Building an On-Call Culture from Scratch at a "Move Fast, Break Things" Startup
👤 @startup_samSaaS< 10 engineers2023
01The Setup
We were a 7-person engineering team at a seed-stage B2B SaaS startup. There was no on-call rotation — when things broke, the CTO would get a text from a customer and scramble to fix it. Deploys happened whenever anyone pushed to main. There were no runbooks, no incident channels, and no post-mortems. The engineering culture was very much "ship fast and figure it out." This worked when we had 5 customers but we had just signed our 50th and the cracks were showing.
02What Happened
The tipping point was when we lost a $200k ARR enterprise customer because a database connection leak caused 4 hours of downtime on a Friday night and nobody noticed until Monday.
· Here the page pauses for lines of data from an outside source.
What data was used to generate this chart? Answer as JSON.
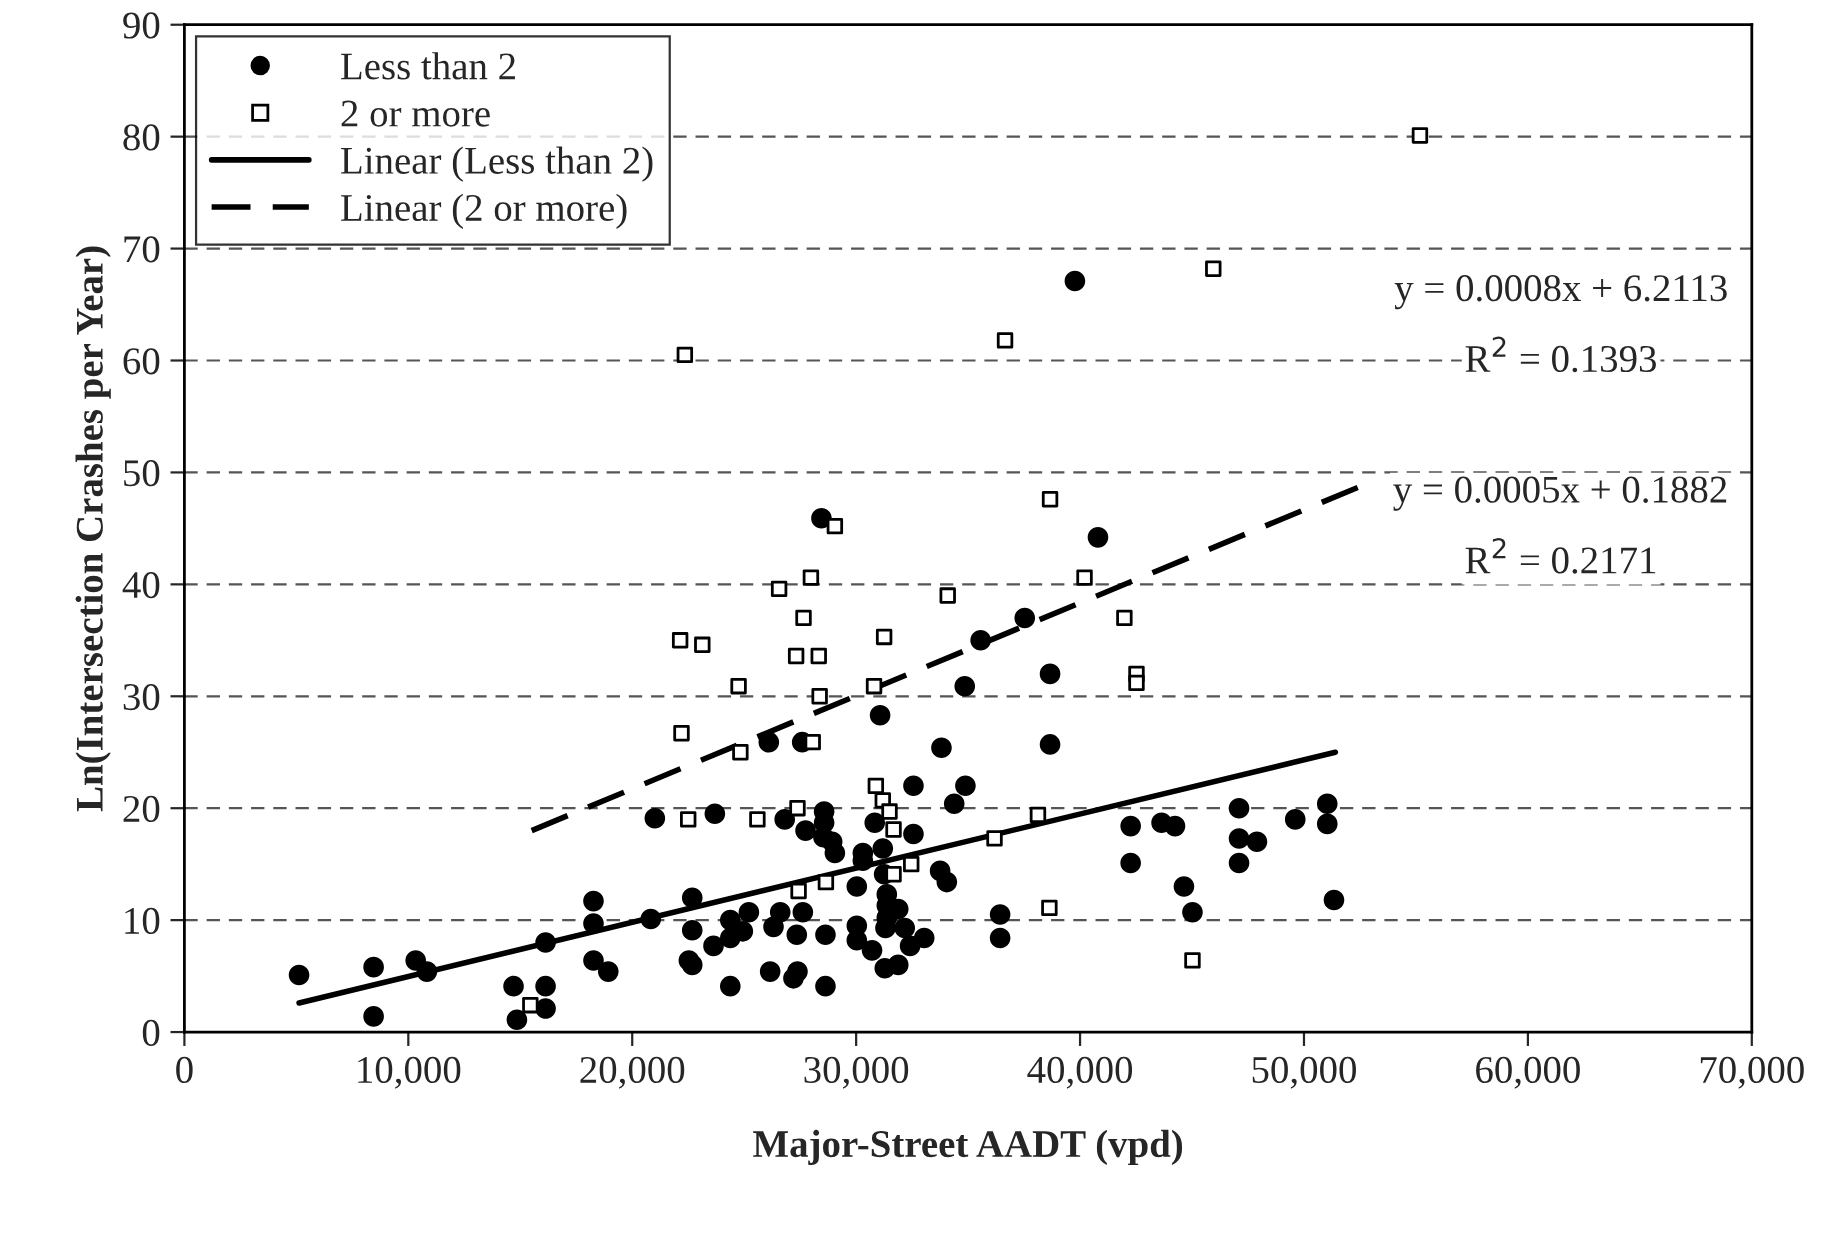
{
  "chart_data": {
    "type": "scatter",
    "xlabel": "Major-Street AADT (vpd)",
    "ylabel": "Ln(Intersection Crashes per Year)",
    "xlim": [
      0,
      70000
    ],
    "ylim": [
      0,
      90
    ],
    "xticks": [
      0,
      {
        "value": 10000,
        "label": "10,000"
      },
      {
        "value": 20000,
        "label": "20,000"
      },
      {
        "value": 30000,
        "label": "30,000"
      },
      {
        "value": 40000,
        "label": "40,000"
      },
      {
        "value": 50000,
        "label": "50,000"
      },
      {
        "value": 60000,
        "label": "60,000"
      },
      {
        "value": 70000,
        "label": "70,000"
      }
    ],
    "yticks": [
      0,
      10,
      20,
      30,
      40,
      50,
      60,
      70,
      80,
      90
    ],
    "grid": "y",
    "legend": "top left",
    "annotations": [
      "y = 0.0008x + 6.2113",
      "R$^{2}$ = 0.1393",
      "y = 0.0005x + 0.1882",
      "R$^{2}$ = 0.2171"
    ],
    "series": [
      {
        "name": "Less than 2",
        "marker": "circle",
        "color": "#000000",
        "x": [
          5120,
          8450,
          8450,
          10330,
          10830,
          14700,
          14850,
          16130,
          16130,
          16130,
          18270,
          18270,
          18270,
          18930,
          20830,
          21010,
          22680,
          22680,
          22530,
          22680,
          23630,
          23690,
          28450,
          40800,
          37530,
          35560,
          38660,
          34850,
          31070,
          26100,
          27590,
          33810,
          38660,
          32560,
          34880,
          34380,
          26810,
          28570,
          28570,
          27740,
          28540,
          28930,
          29050,
          30300,
          30300,
          30830,
          31190,
          32560,
          33750,
          34050,
          31250,
          31370,
          30030,
          31370,
          31370,
          31880,
          31310,
          32170,
          33040,
          32410,
          31880,
          31280,
          30710,
          30030,
          30030,
          28630,
          27350,
          27620,
          26610,
          26310,
          25210,
          24940,
          24380,
          24380,
          24380,
          26160,
          27200,
          27380,
          28630,
          36430,
          36430,
          42260,
          42260,
          43640,
          44240,
          44640,
          45020,
          47100,
          47100,
          47900,
          47100,
          49610,
          51040,
          51040,
          51340,
          39770
        ],
        "values": [
          5.1,
          5.8,
          1.4,
          6.4,
          5.4,
          4.1,
          1.1,
          4.1,
          2.1,
          8.0,
          11.7,
          9.7,
          6.4,
          5.4,
          10.1,
          19.1,
          12.0,
          9.1,
          6.4,
          6.0,
          7.7,
          19.5,
          45.9,
          44.2,
          37.0,
          35.0,
          32.0,
          30.9,
          28.3,
          25.9,
          25.9,
          25.4,
          25.7,
          22.0,
          22.0,
          20.4,
          19.0,
          19.7,
          18.7,
          18.0,
          17.4,
          17.0,
          16.0,
          16.0,
          15.3,
          18.7,
          16.4,
          17.7,
          14.4,
          13.4,
          14.1,
          12.3,
          13.0,
          11.3,
          10.2,
          11.0,
          9.3,
          9.3,
          8.4,
          7.7,
          6.0,
          5.7,
          7.3,
          9.5,
          8.2,
          8.7,
          8.7,
          10.7,
          10.7,
          9.4,
          10.7,
          9.0,
          10.0,
          8.4,
          4.1,
          5.4,
          4.8,
          5.4,
          4.1,
          10.5,
          8.4,
          18.4,
          15.1,
          18.7,
          18.4,
          13.0,
          10.7,
          20.0,
          17.3,
          17.0,
          15.1,
          19.0,
          20.4,
          18.6,
          11.8,
          67.1
        ]
      },
      {
        "name": "2 or more",
        "marker": "square",
        "color": "#000000",
        "x": [
          22200,
          22500,
          15450,
          55180,
          45950,
          36650,
          22350,
          38660,
          29050,
          26560,
          27980,
          34090,
          40200,
          27650,
          22140,
          23130,
          27320,
          28330,
          31250,
          24750,
          30800,
          28370,
          28060,
          24830,
          30880,
          31190,
          31490,
          31670,
          27380,
          25590,
          38120,
          36180,
          32460,
          31670,
          28650,
          27430,
          38630,
          41980,
          42520,
          42520,
          45020
        ],
        "values": [
          26.7,
          19.0,
          2.4,
          80.1,
          68.2,
          61.8,
          60.5,
          47.6,
          45.2,
          39.6,
          40.6,
          39.0,
          40.6,
          37.0,
          35.0,
          34.6,
          33.6,
          33.6,
          35.3,
          30.9,
          30.9,
          30.0,
          25.9,
          25.0,
          22.0,
          20.7,
          19.7,
          18.1,
          20.0,
          19.0,
          19.4,
          17.3,
          15.0,
          14.1,
          13.4,
          12.6,
          11.1,
          37.0,
          32.0,
          31.2,
          6.4
        ]
      },
      {
        "name": "Linear (Less than 2)",
        "type": "line",
        "line_style": "solid",
        "color": "#000000",
        "x": [
          5120,
          51400
        ],
        "values": [
          2.6,
          25.0
        ]
      },
      {
        "name": "Linear (2 or more)",
        "type": "line",
        "line_style": "dashed",
        "color": "#000000",
        "x": [
          15510,
          52700
        ],
        "values": [
          18.0,
          48.9
        ]
      }
    ]
  }
}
The CTO called an all-hands and we decided to build an on-call culture. The challenge was doing this without killing the startup speed that got us to 50 customers. We introduced PagerDuty with a simple 1-week rotation among all 7 engineers. We wrote runbooks for the top 10 most common issues. We created a #incidents Slack channel with a lightweight post-mortem template.
03Timeline
Month 1: Set up PagerDuty, wrote initial runbooks, 1-week on-call rotation
Month 2: Added Datadog APM, created SLOs for core endpoints
Month 3: First blameless post-mortem after a deploy broke auth
Month 4: On-call compensation policy ($500/week stipend)
Month 6: MTTR dropped from 4 hours to 22 minutes
04The Resolution
Within 6 months, our MTTR went from ~4 hours to 22 minutes. We went from 3-4 customer-reported incidents per month to near-zero — we were catching and fixing issues before customers noticed. The biggest surprise was that shipping speed actually increased because engineers had more confidence in deploys when they knew there was a safety net. We kept the culture lightweight — the post-mortem template is 5 bullet points, not a 10-page document.
LessonsWhat We Learned
01
On-call culture doesnt have to mean slow culture — a safety net actually makes teams ship faster.
02
Start on-call rotations with experienced engineers, then gradually include juniors with shadowing.
03
Compensate on-call fairly from day one — it sets the tone that this work is valued.
What I'd Do Differently
We should have started the on-call rotation with just 3-4 senior engineers instead of all 7. Junior engineers were getting paged for issues they didnt have context to fix, which was stressful and slowed down response times. We fixed this by month 3 but it caused some early frustration.